We have been taught/programmed/trained, however you want to put it, to not listen to our bodies. To always focus on our outer physical bodies and what people tell us we should look like, feel like and how to achieve that. The problem is, everyone, no matter who it is (and this includes our doctors, teachers, media outlets, businesses, parents, aunts, uncles, friends etc) has deep rooted engrained fatphobia and lives by the ideal that health only means focusing on moving your body and the foods your consuming. To focus on what the the numbers say rather than how you feel.
They say this will lead to pure joy and happiness. When in reality it’s just keeping us disconnected from ourselves and in a state of fear at all times.

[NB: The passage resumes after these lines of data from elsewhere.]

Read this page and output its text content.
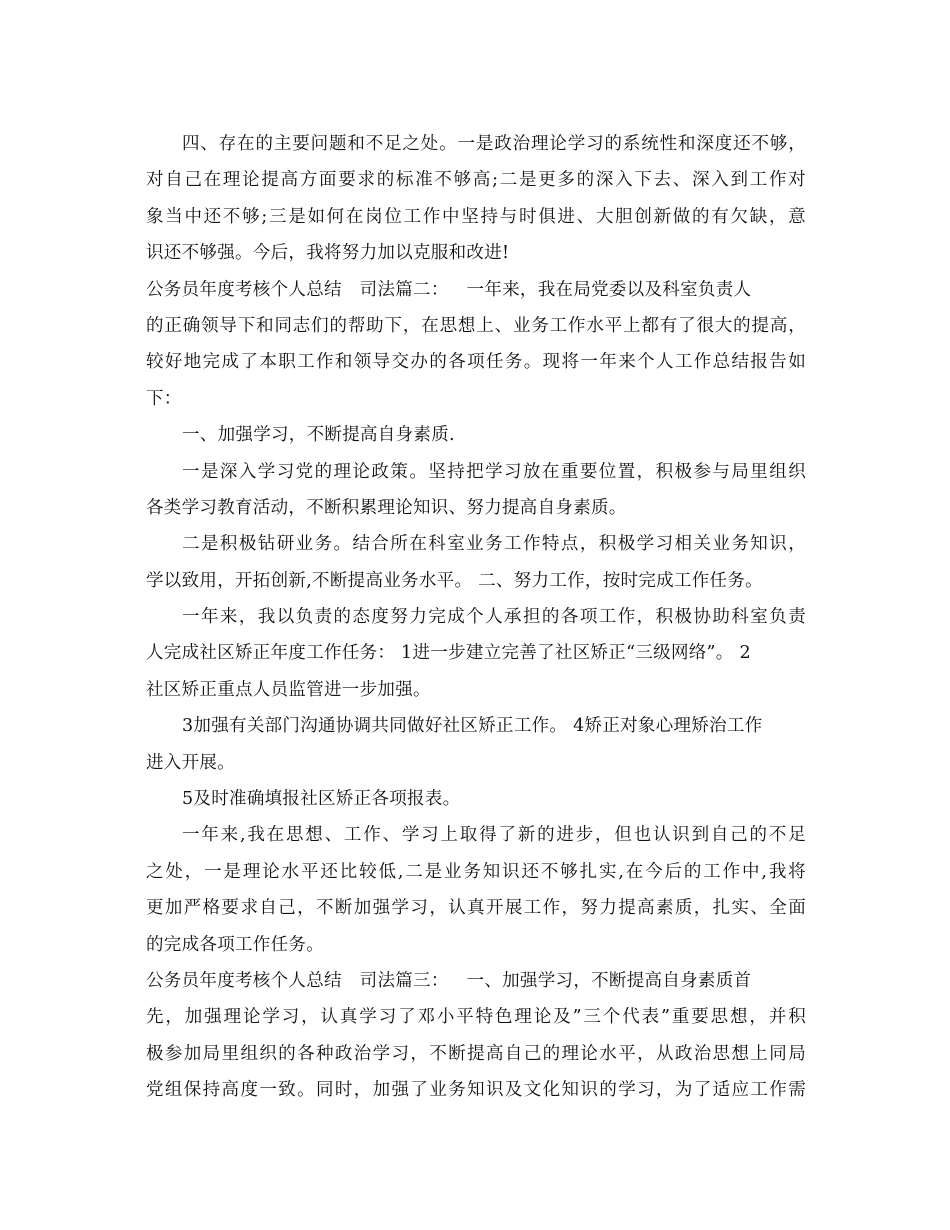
四、存在的主要问题和不足之处。一是政治理论学习的系统性和深度还不够，
对自己在理论提高方面要求的标准不够高;二是更多的深入下去、深入到工作对
象当中还不够;三是如何在岗位工作中坚持与时俱进、大胆创新做的有欠缺，意
识还不够强。今后，我将努力加以克服和改进!
公务员年度考核个人总结 司法篇二： 一年来，我在局党委以及科室负责人
的正确领导下和同志们的帮助下，在思想上、业务工作水平上都有了很大的提高，
较好地完成了本职工作和领导交办的各项任务。现将一年来个人工作总结报告如
下：
一、加强学习，不断提高自身素质.
一是深入学习党的理论政策。坚持把学习放在重要位置，积极参与局里组织
各类学习教育活动，不断积累理论知识、努力提高自身素质。
二是积极钻研业务。结合所在科室业务工作特点，积极学习相关业务知识，
学以致用，开拓创新,不断提高业务水平。 二、努力工作，按时完成工作任务。
一年来，我以负责的态度努力完成个人承担的各项工作，积极协助科室负责
人完成社区矫正年度工作任务： 1进一步建立完善了社区矫正“三级网络”。 2
社区矫正重点人员监管进一步加强。
3加强有关部门沟通协调共同做好社区矫正工作。 4矫正对象心理矫治工作
进入开展。
5及时准确填报社区矫正各项报表。
一年来,我在思想、工作、学习上取得了新的进步，但也认识到自己的不足
之处，一是理论水平还比较低,二是业务知识还不够扎实,在今后的工作中,我将
更加严格要求自己，不断加强学习，认真开展工作，努力提高素质，扎实、全面
的完成各项工作任务。
公务员年度考核个人总结 司法篇三： 一、加强学习，不断提高自身素质首
先，加强理论学习，认真学习了邓小平特色理论及”三个代表”重要思想，并积
极参加局里组织的各种政治学习，不断提高自己的理论水平，从政治思想上同局
党组保持高度一致。同时，加强了业务知识及文化知识的学习，为了适应工作需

When living in a state of fear we tend to not make as rational decisions or have rational thoughts. In our desperation to be smaller we don’t care about what the statistics actually say about the diets and the risks involved.
Even while speaking to this it has been so hard on me mentally to not be working out consistently. To be very aware I will probably gain weight (not that I have weighed myself in quite some time). Each day does get better though, so I guess this is for the person who feels like they’re not enough today. Who’s feeling the pressure of the world. You’re not alone, there are a lot of people silently alongside with you, myself included.
If you haven’t started the inner work yet, I urge you to take this as you’re calling to do so. To start asking yourself why you’re holding yourself back from certain foods, feeling the need to workout a certain number of times a week or why you have that certain number you like to stay at or achieve. Start paying attention to the people around you and how they talk about themselves, how they see themselves. Its often a reflection of what we think of ourselves. Its a long hard journey, but it’s no harder than the journey of not loving yourself.